Formel-1-Star Max Verstappen wird 2026 erstmals an den ADAC RAVENOL 24h Nürburgring teilnehmen. Der Niederländer, der zwischen 2021 und 2024 vier Weltmeistertitel in der Formel 1 gewann, stellt sich damit einer der anspruchsvollsten Aufgaben im internationalen Motorsport: einem Start auf der legendären Nürburgring-Nordschleife.
Verstappen wird im Mercedes-AMG Team Verstappen Racing an den Start gehen. Gemeinsam mit Lucas Auer (Österreich), Jules Gounon (Frankreich) und Daniel Juncadella (Spanien) teilt er sich einen Mercedes-AMG GT3. Der Einsatz ist das Ergebnis einer längeren Vorbereitung, die bereits im vergangenen Jahr begann. Dazu gehörten sowohl Einsätze auf der Nordschleife als auch umfangreiche Trainings im SimRacing.
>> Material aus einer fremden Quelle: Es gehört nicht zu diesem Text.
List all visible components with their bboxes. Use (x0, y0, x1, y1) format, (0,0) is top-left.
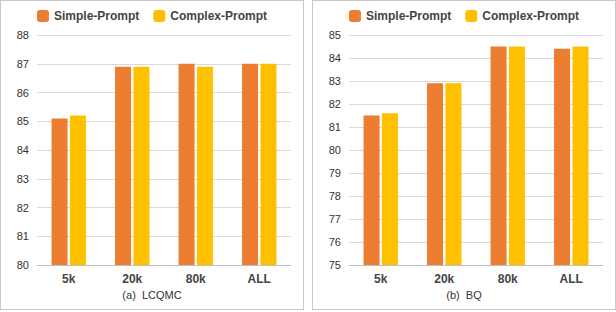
svg-text:ALL: ALL (248, 272, 271, 286)
svg-text:82: 82 (329, 98, 341, 110)
svg-text:80k: 80k (498, 272, 518, 286)
svg-text:20k: 20k (122, 272, 142, 286)
svg-text:84: 84 (17, 144, 29, 156)
svg-text:(a) LCQMC: (a) LCQMC (122, 289, 181, 301)
svg-text:83: 83 (329, 75, 341, 87)
svg-text:80: 80 (329, 144, 341, 156)
svg-text:ALL: ALL (560, 272, 583, 286)
svg-text:5k: 5k (374, 272, 388, 286)
svg-text:Complex-Prompt: Complex-Prompt (170, 9, 267, 23)
svg-text:81: 81 (329, 121, 341, 133)
svg-text:85: 85 (329, 29, 341, 41)
svg-text:75: 75 (329, 259, 341, 271)
svg-text:Complex-Prompt: Complex-Prompt (482, 9, 579, 23)
svg-text:85: 85 (17, 115, 29, 127)
svg-text:77: 77 (329, 213, 341, 225)
svg-text:81: 81 (17, 230, 29, 242)
svg-text:86: 86 (17, 87, 29, 99)
svg-text:5k: 5k (62, 272, 76, 286)
svg-text:84: 84 (329, 52, 341, 64)
svg-text:79: 79 (329, 167, 341, 179)
svg-text:Simple-Prompt: Simple-Prompt (54, 9, 139, 23)
svg-text:83: 83 (17, 173, 29, 185)
svg-text:Simple-Prompt: Simple-Prompt (366, 9, 451, 23)
svg-text:20k: 20k (434, 272, 454, 286)
svg-text:88: 88 (17, 29, 29, 41)
svg-text:76: 76 (329, 236, 341, 248)
svg-text:87: 87 (17, 58, 29, 70)
svg-text:80k: 80k (186, 272, 206, 286)
svg-text:80: 80 (17, 259, 29, 271)
svg-text:(b) BQ: (b) BQ (446, 289, 482, 301)
svg-text:82: 82 (17, 202, 29, 214)
svg-text:78: 78 (329, 190, 341, 202)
Auch für Verstappens große Fangemeinde wird das Rennen besonders interessant: Für niederländische Fans planen die Veranstalter ein spezielles Ticketangebot mit exklusiven Aktionen. Weitere Details dazu sollen in Kürze veröffentlicht werden.
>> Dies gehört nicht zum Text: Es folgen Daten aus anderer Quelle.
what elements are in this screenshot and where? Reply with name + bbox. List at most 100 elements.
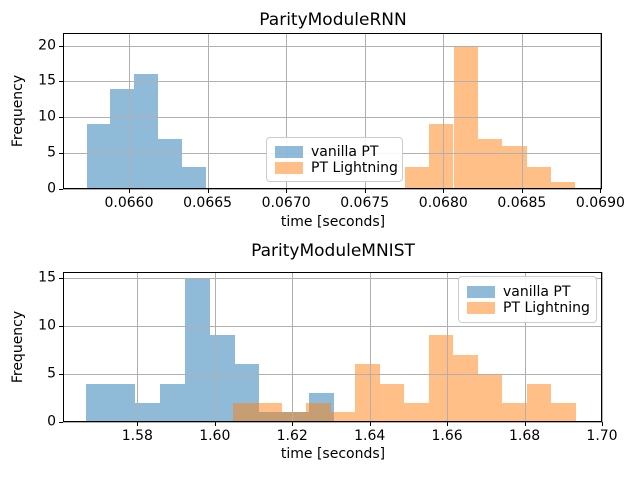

Begeisterung für die Nordschleife
Verstappen gilt schon seit längerer Zeit als großer Fan der Nürburgring-Nordschleife. Neben realen Starts in der Nürburgring-Langstrecken-Serie (NLS) hat er sich auch digital intensiv mit der Strecke beschäftigt – etwa bei Rennen der virtuellen NLS.
Der Niederländer betont, dass der Nürburgring für ihn eine einzigartige Rennstrecke sei und dass ein Start beim 24-Stunden-Klassiker schon lange zu seinen persönlichen Zielen gehört habe. Vor dem Hauptrennen plant er zudem einen weiteren Einsatz in der NLS, um zusätzliche Erfahrung zu sammeln.
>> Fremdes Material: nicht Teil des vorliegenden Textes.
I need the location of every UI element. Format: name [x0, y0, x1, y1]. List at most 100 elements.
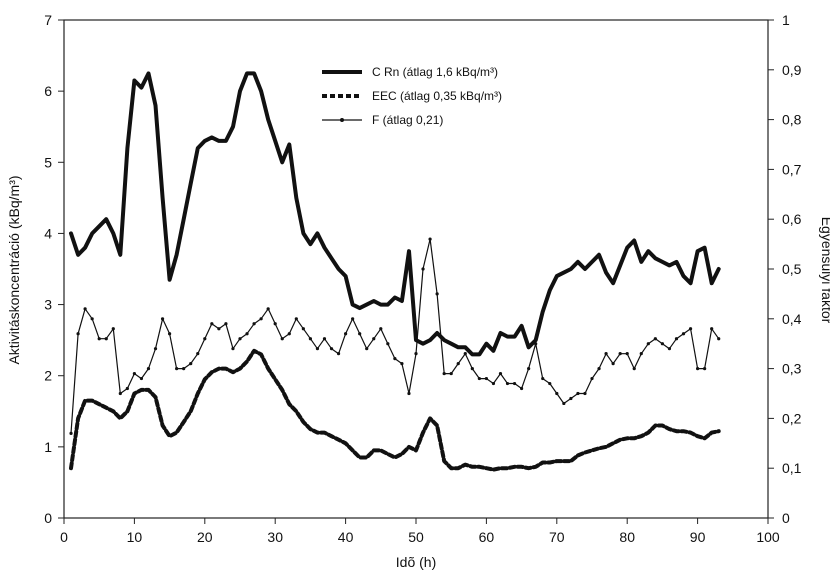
data-point	[604, 352, 608, 356]
data-point	[456, 362, 460, 366]
x-tick-label: 70	[549, 529, 565, 545]
data-point	[273, 322, 277, 326]
legend-label: EEC (átlag 0,35 kBq/m³)	[372, 89, 502, 103]
data-point	[660, 342, 665, 346]
data-point	[294, 317, 298, 321]
data-point	[653, 337, 657, 341]
data-point	[252, 322, 256, 326]
data-point	[118, 391, 122, 396]
data-point	[238, 337, 242, 341]
x-tick-label: 20	[197, 529, 213, 545]
data-point	[196, 352, 200, 356]
data-point	[632, 367, 636, 371]
y-tick-label: 0	[44, 510, 52, 526]
data-point	[358, 332, 362, 336]
data-point	[175, 367, 179, 371]
data-point	[484, 376, 488, 381]
data-point	[280, 337, 284, 341]
y2-tick-label: 0,4	[782, 311, 802, 327]
y2-tick-label: 0,5	[782, 261, 802, 277]
x-axis-title: Idõ (h)	[396, 554, 436, 570]
data-point	[372, 337, 376, 341]
data-point	[717, 337, 721, 341]
y2-tick-label: 1	[782, 12, 790, 28]
x-tick-label: 10	[127, 529, 143, 545]
data-point	[351, 317, 355, 321]
y-tick-label: 1	[44, 439, 52, 455]
data-point	[674, 337, 679, 341]
x-tick-label: 30	[267, 529, 283, 545]
x-tick-label: 100	[756, 529, 780, 545]
data-point	[527, 367, 531, 371]
y-tick-label: 6	[44, 83, 52, 99]
data-point	[266, 307, 270, 311]
data-point	[590, 376, 594, 381]
y2-tick-label: 0,2	[782, 410, 802, 426]
data-point	[583, 391, 587, 396]
data-point	[104, 337, 108, 341]
y2-tick-label: 0,6	[782, 211, 802, 227]
data-point	[386, 342, 390, 346]
data-point	[512, 381, 517, 386]
data-point	[287, 332, 291, 336]
data-point	[400, 362, 404, 366]
data-point	[548, 381, 552, 386]
data-point	[315, 347, 320, 351]
series-line	[69, 348, 721, 472]
data-point	[414, 352, 418, 356]
x-tick-label: 50	[408, 529, 424, 545]
series-line	[69, 71, 721, 357]
data-point	[393, 357, 397, 361]
data-point	[491, 381, 496, 386]
y2-axis-title: Egyensúlyi faktor	[819, 217, 830, 324]
data-point	[555, 391, 559, 396]
plot-area	[63, 19, 769, 519]
left-axis-ticks: 0 1 2 3 4 5 6 7	[44, 12, 64, 526]
data-point	[69, 431, 73, 435]
data-point	[470, 367, 474, 371]
data-point	[189, 362, 193, 366]
data-point	[217, 327, 221, 331]
x-tick-label: 60	[479, 529, 495, 545]
series-layer	[69, 71, 721, 472]
series-2	[69, 348, 721, 472]
data-point	[534, 342, 538, 346]
data-point	[688, 327, 693, 331]
data-point	[329, 347, 334, 351]
data-point	[569, 396, 573, 401]
data-point	[76, 332, 80, 336]
data-point	[541, 376, 545, 381]
y-tick-label: 4	[44, 225, 52, 241]
data-point	[90, 317, 94, 321]
data-point	[379, 327, 383, 331]
data-point	[505, 381, 510, 386]
data-point	[667, 347, 672, 351]
data-point	[146, 367, 151, 371]
x-tick-label: 80	[619, 529, 635, 545]
data-point	[703, 367, 707, 371]
data-point	[83, 307, 87, 311]
legend-marker	[340, 118, 344, 122]
legend-label: F (átlag 0,21)	[372, 113, 443, 127]
data-point	[681, 332, 686, 336]
x-tick-label: 0	[60, 529, 68, 545]
y-tick-label: 5	[44, 154, 52, 170]
y2-tick-label: 0,9	[782, 62, 802, 78]
data-point	[111, 327, 115, 331]
x-tick-label: 40	[338, 529, 354, 545]
data-point	[696, 367, 700, 371]
data-point	[259, 317, 263, 321]
data-point	[125, 386, 129, 391]
data-point	[562, 401, 566, 406]
data-point	[336, 352, 341, 356]
data-point	[301, 327, 305, 331]
data-point	[322, 337, 327, 341]
y-tick-label: 2	[44, 368, 52, 384]
data-point	[625, 352, 629, 356]
y-axis-title: Aktivitáskoncentráció (kBq/m³)	[6, 175, 22, 364]
data-point	[498, 371, 503, 376]
data-point	[210, 322, 214, 326]
data-point	[245, 332, 249, 336]
data-point	[344, 332, 348, 336]
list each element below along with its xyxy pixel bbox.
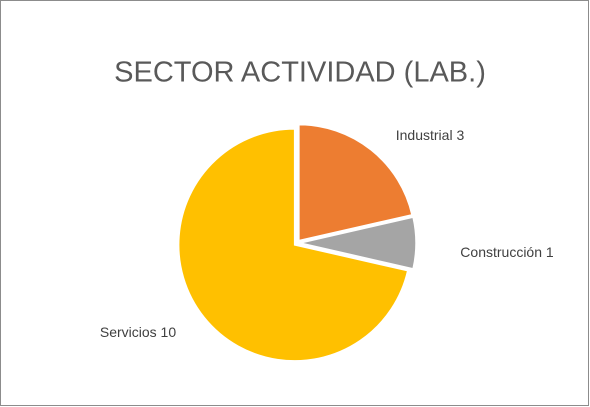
pie-slice (298, 123, 413, 242)
label-category: Servicios (100, 324, 157, 340)
label-value: 1 (546, 244, 554, 260)
label-value: 10 (161, 324, 177, 340)
label-category: Industrial (396, 127, 453, 143)
data-label: Servicios 10 (100, 324, 176, 340)
data-label: Industrial 3 (396, 127, 465, 143)
chart-title: SECTOR ACTIVIDAD (LAB.) (114, 57, 486, 89)
pie-slice (299, 216, 417, 270)
pie-slice (177, 128, 409, 362)
label-value: 3 (456, 127, 464, 143)
data-label: Construcción 1 (460, 244, 554, 260)
label-category: Construcción (460, 244, 542, 260)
Bereits im vergangenen Jahr erhielt Verstappen die erforderliche Nordschleifen-Lizenz des DMSB und konnte beim NLS-Finale antreten, das er mit seinem Team gewann. Die dort gewonnenen Erkenntnisse sollen nun in die Vorbereitung auf das diesjährige Programm einfließen. Mit seinen Teamkollegen sowie der Unterstützung von Red Bull und Mercedes-AMG Motorsport sieht er sich für die Herausforderung gut aufgestellt.
Vorbereitung ohne Sonderstatus
Aus Sicht der Veranstalter wird Verstappen wie jeder andere Teilnehmer behandelt. Rennleiter Walter Hornung betont, dass auch ein prominenter Fahrer alle üblichen Voraussetzungen erfüllen müsse, um auf der Nordschleife starten zu dürfen.
Dazu gehörten unter anderem Renneinsätze auf der Strecke, das verpflichtende E-Learning sowie zahlreiche Trainingsrunden im Simulator. Die intensive Vorbereitung zeige, wie ernst Verstappen den Start beim Langstreckenklassiker nehme.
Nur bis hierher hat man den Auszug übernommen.